My mother was the first woman bus driver in our part of England. But it came with a price. A price she chose to pay. This divorced, very pretty and feminine lady had two children to raise and her own mother to look after. With no child support, she needed to find the best job that paid the most. And that job was becoming a local bus driver. But, up until that time, all the drivers were men. This meant testing on cumbersome stick shift buses and driving those red double-decker buses that you see in the movies. And yes, she had to parallel park a double-decker bus on a hill with no power steering. This column honors my mother, one of the most courageous women I know.

Passing a series of complicated written and driving tests was the easy part. The difficult part came after she got the job. She was cruelly ostracized by both women and men. In the ladies’ rest rooms at work, Mom saw ugly, untrue things scrawled on the walls about her. And the men resented a woman driver, in this still very patriarchal world. It didn’t help that she was one of the few divorced women in the area.

Then there was the press. She was hounded and followed; her every move as a driver splashed on the front page. It was common for her to come home crying and take a cup of tea into her bedroom where she could be alone for a while. But, she didn’t give up. Each night, she ironed her uniform, the pants with crisp creases and the shirts a brilliant white, and went in day after day because of her two girls, because of us.

She rented an apartment in a nice area of town and kept it spotless. She took a second job as a tour bus driver to pay for it. We went to the library with Mom, and my sister and I would test her on the history facts in the different places she was to drive. Not only did she have to drive the tours, but also create them. Maybe this is one of the reasons I love creating all sorts of tours myself.

She sacrificed her happiness to raise her girls in a nice, safe area and we always had pretty clothes, many she made herself. She provided plenty of food to make those large English teas. We never went without. It would have been so easy for her to quit her job to find one less stressful for less money, and move out into a different area of town, but she didn’t. She went in day after day. For us.

Even with all of her problems, constantly working and coming home physically and emotionally drained, she was a voice to challenge school authorities when my sister or I were treated badly by bullying teachers (things were so different then). She wasn’t going to allow her children to be alone like she was in school. And when I was 12, my class went on a Mediterranean cruise. She worked longer hours at a place that made her cry, so that I could be with my class and see sights like the pyramids and the acropolis.
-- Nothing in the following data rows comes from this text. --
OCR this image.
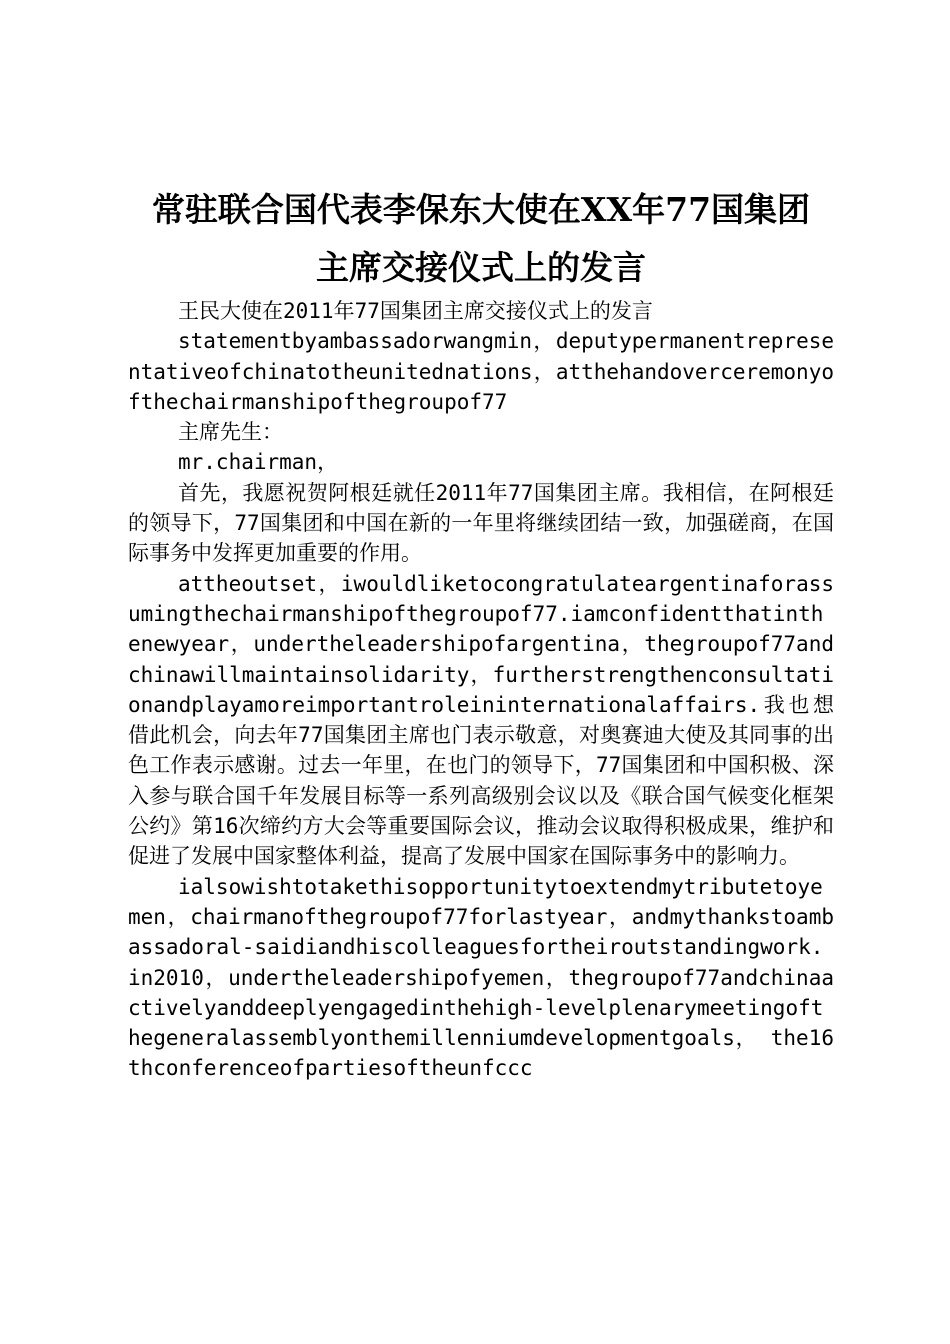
常驻联合国代表李保东大使在XX年77国集团
主席交接仪式上的发言

王民大使在2011年77国集团主席交接仪式上的发言

statementbyambassadorwangmin，deputypermanentrepresentativeofchinatotheunitednations，atthehandoverceremonyofthechairmanshipofthegroupof77

主席先生：

mr.chairman，

首先，我愿祝贺阿根廷就任2011年77国集团主席。我相信，在阿根廷的领导下，77国集团和中国在新的一年里将继续团结一致，加强磋商，在国际事务中发挥更加重要的作用。

attheoutset，iwouldliketocongratulateargentinaforassumingthechairmanshipofthegroupof77.iamconfidentthatinthenewyear，undertheleadershipofargentina，thegroupof77andchinawillmaintainsolidarity，furtherstrengthenconsultationandplayamoreimportantroleininternationalaffairs.我也想借此机会，向去年77国集团主席也门表示敬意，对奥赛迪大使及其同事的出色工作表示感谢。过去一年里，在也门的领导下，77国集团和中国积极、深入参与联合国千年发展目标等一系列高级别会议以及《联合国气候变化框架公约》第16次缔约方大会等重要国际会议，推动会议取得积极成果，维护和促进了发展中国家整体利益，提高了发展中国家在国际事务中的影响力。

ialsowishtotakethisopportunitytoextendmytributetoyemen，chairmanofthegroupof77forlastyear，andmythankstoambassadoral-saidiandhiscolleaguesfortheiroutstandingwork.in2010，undertheleadershipofyemen，thegroupof77andchinaactivelyanddeeplyengagedinthehigh-levelplenarymeetingofthegeneralassemblyonthemillenniumdevelopmentgoals， the16thconferenceofpartiesoftheunfccc
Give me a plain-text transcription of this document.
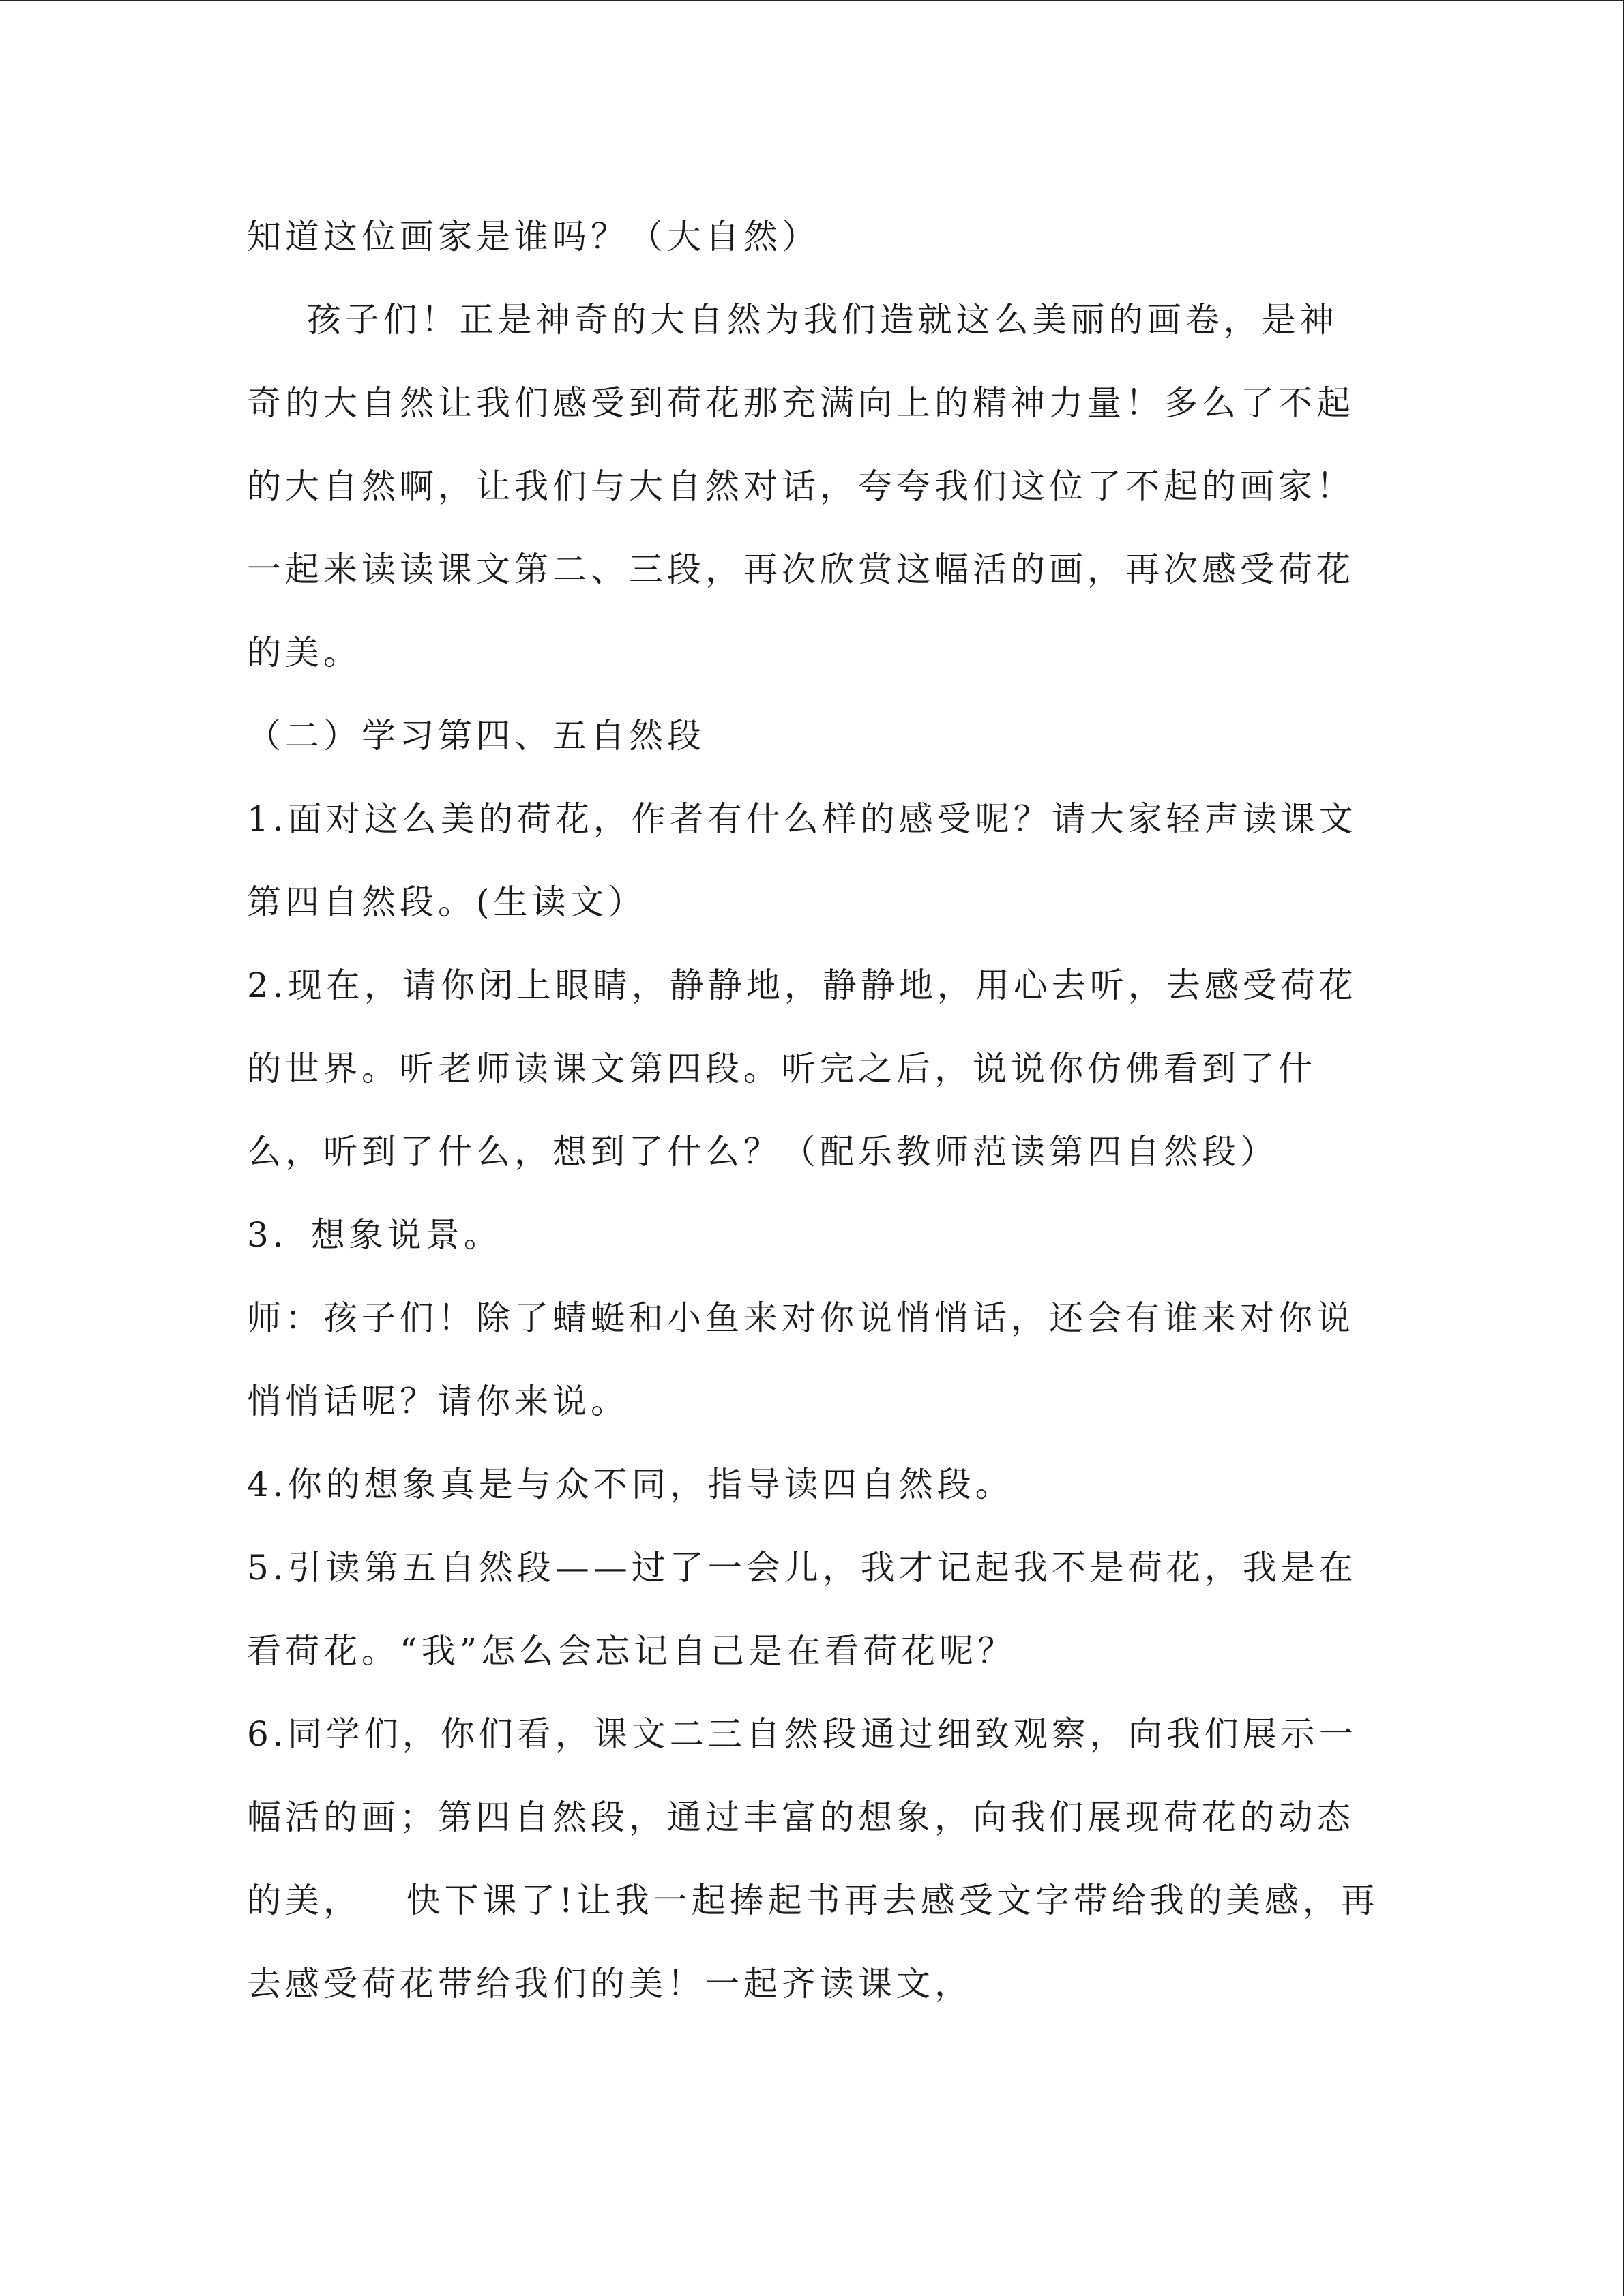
知道这位画家是谁吗？（大自然）
孩子们！正是神奇的大自然为我们造就这么美丽的画卷，是神
奇的大自然让我们感受到荷花那充满向上的精神力量！多么了不起
的大自然啊，让我们与大自然对话，夸夸我们这位了不起的画家！
一起来读读课文第二、三段，再次欣赏这幅活的画，再次感受荷花
的美。
（二）学习第四、五自然段
1.面对这么美的荷花，作者有什么样的感受呢？请大家轻声读课文
第四自然段。(生读文）
2.现在，请你闭上眼睛，静静地，静静地，用心去听，去感受荷花
的世界。听老师读课文第四段。听完之后，说说你仿佛看到了什
么，听到了什么，想到了什么？（配乐教师范读第四自然段）
3．想象说景。
师：孩子们！除了蜻蜓和小鱼来对你说悄悄话，还会有谁来对你说
悄悄话呢？请你来说。
4.你的想象真是与众不同，指导读四自然段。
5.引读第五自然段——过了一会儿，我才记起我不是荷花，我是在
看荷花。“我”怎么会忘记自己是在看荷花呢？
6.同学们，你们看，课文二三自然段通过细致观察，向我们展示一
幅活的画；第四自然段，通过丰富的想象，向我们展现荷花的动态
的美，   快下课了!让我一起捧起书再去感受文字带给我的美感，再
去感受荷花带给我们的美！一起齐读课文，
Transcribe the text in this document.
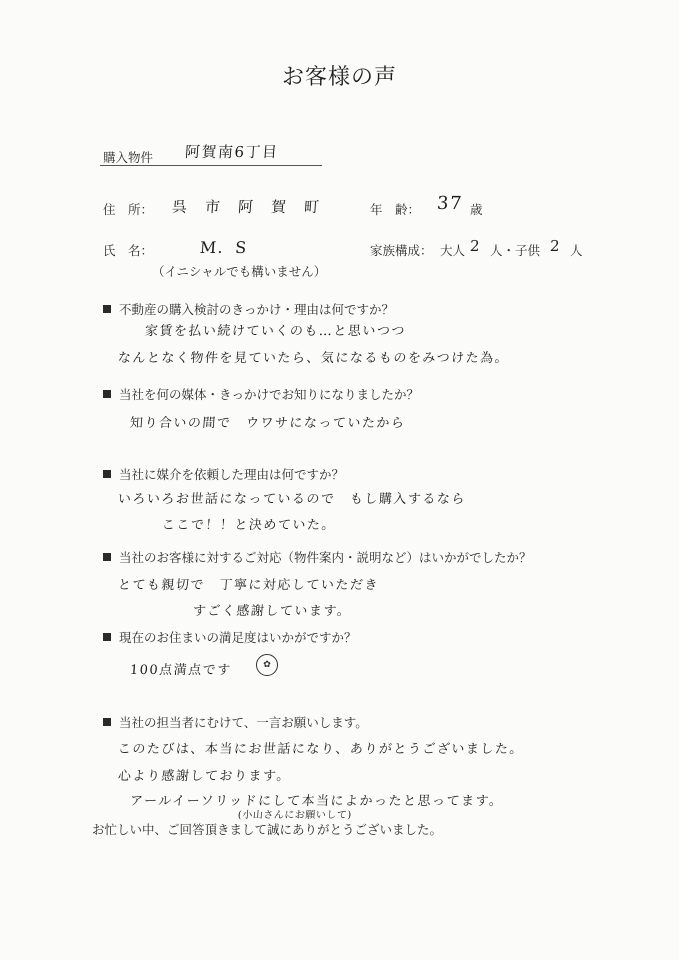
お客様の声
購入物件 阿賀南6丁目
住　所： 呉　市　阿　賀　町	年　齢： 37 歳
氏　名：	M．S
（イニシャルでも構いません）
家族構成： 大人 2 人・子供 2 人
不動産の購入検討のきっかけ・理由は何ですか？
家賃を払い続けていくのも…と思いつつ
なんとなく物件を見ていたら、気になるものをみつけた為。
当社を何の媒体・きっかけでお知りになりましたか？
知り合いの間で　ウワサになっていたから
当社に媒介を依頼した理由は何ですか？
いろいろお世話になっているので　もし購入するなら
ここで！！と決めていた。
当社のお客様に対するご対応（物件案内・説明など）はいかがでしたか？
とても親切で　丁寧に対応していただき
すごく感謝しています。
現在のお住まいの満足度はいかがですか？
100点満点です	✿
当社の担当者にむけて、一言お願いします。
このたびは、本当にお世話になり、ありがとうございました。
心より感謝しております。
アールイーソリッドにして本当によかったと思ってます。
(小山さんにお願いして)
お忙しい中、ご回答頂きまして誠にありがとうございました。
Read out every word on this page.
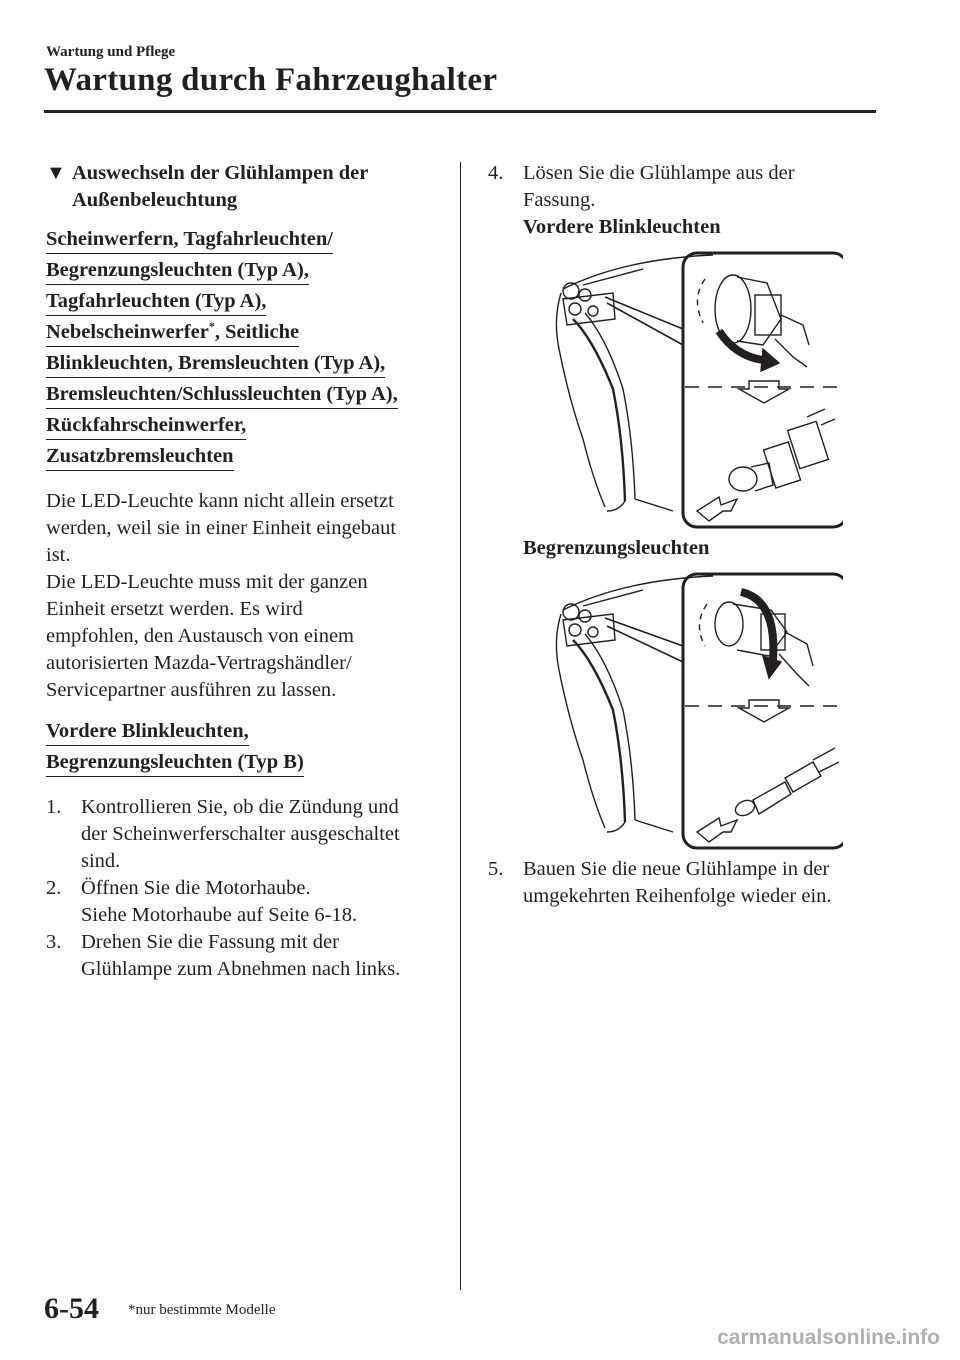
Wartung und Pflege
Wartung durch Fahrzeughalter
▼ Auswechseln der Glühlampen der
Außenbeleuchtung
Scheinwerfern, Tagfahrleuchten/
Begrenzungsleuchten (Typ A),
Tagfahrleuchten (Typ A),
Nebelscheinwerfer*, Seitliche
Blinkleuchten, Bremsleuchten (Typ A),
Bremsleuchten/Schlussleuchten (Typ A),
Rückfahrscheinwerfer,
Zusatzbremsleuchten
Die LED-Leuchte kann nicht allein ersetzt
werden, weil sie in einer Einheit eingebaut
ist.
Die LED-Leuchte muss mit der ganzen
Einheit ersetzt werden. Es wird
empfohlen, den Austausch von einem
autorisierten Mazda-Vertragshändler/
Servicepartner ausführen zu lassen.
Vordere Blinkleuchten,
Begrenzungsleuchten (Typ B)
1. Kontrollieren Sie, ob die Zündung und
der Scheinwerferschalter ausgeschaltet
sind.
2. Öffnen Sie die Motorhaube.
Siehe Motorhaube auf Seite 6-18.
3. Drehen Sie die Fassung mit der
Glühlampe zum Abnehmen nach links.
4. Lösen Sie die Glühlampe aus der
Fassung.
Vordere Blinkleuchten
Begrenzungsleuchten
5. Bauen Sie die neue Glühlampe in der
umgekehrten Reihenfolge wieder ein.
6-54 *nur bestimmte Modelle
carmanualsonline.info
But one of the most courageous things my mother did was birthed out of difficulty. She realized that my sister and I would never get the education that the wealthy received in England at the time. Our mother made up her mind to leave the land she knew, and immigrate to the land of opportunity: To come to a land where it is possible to be successful because of talent and not just because of social/class standing or financial resources.

She worked overtime and scrimped and saved for years working at a place where they were unkind. She sold almost everything we owned for a pittance. I was 15 when we left everything behind, everything we knew for the unknown with the offer of hope. Our mother brought us to the United States to give us a chance of a better life. Mom still faced difficulties this side of the Atlantic, but she faced adversity with resolve, hard work and a determination to give her children a better life than she had experienced. And, on this and all Mothers Days, I am grateful to my mother and wish my mother, the most courageous woman I know, a Happy Mothers Day.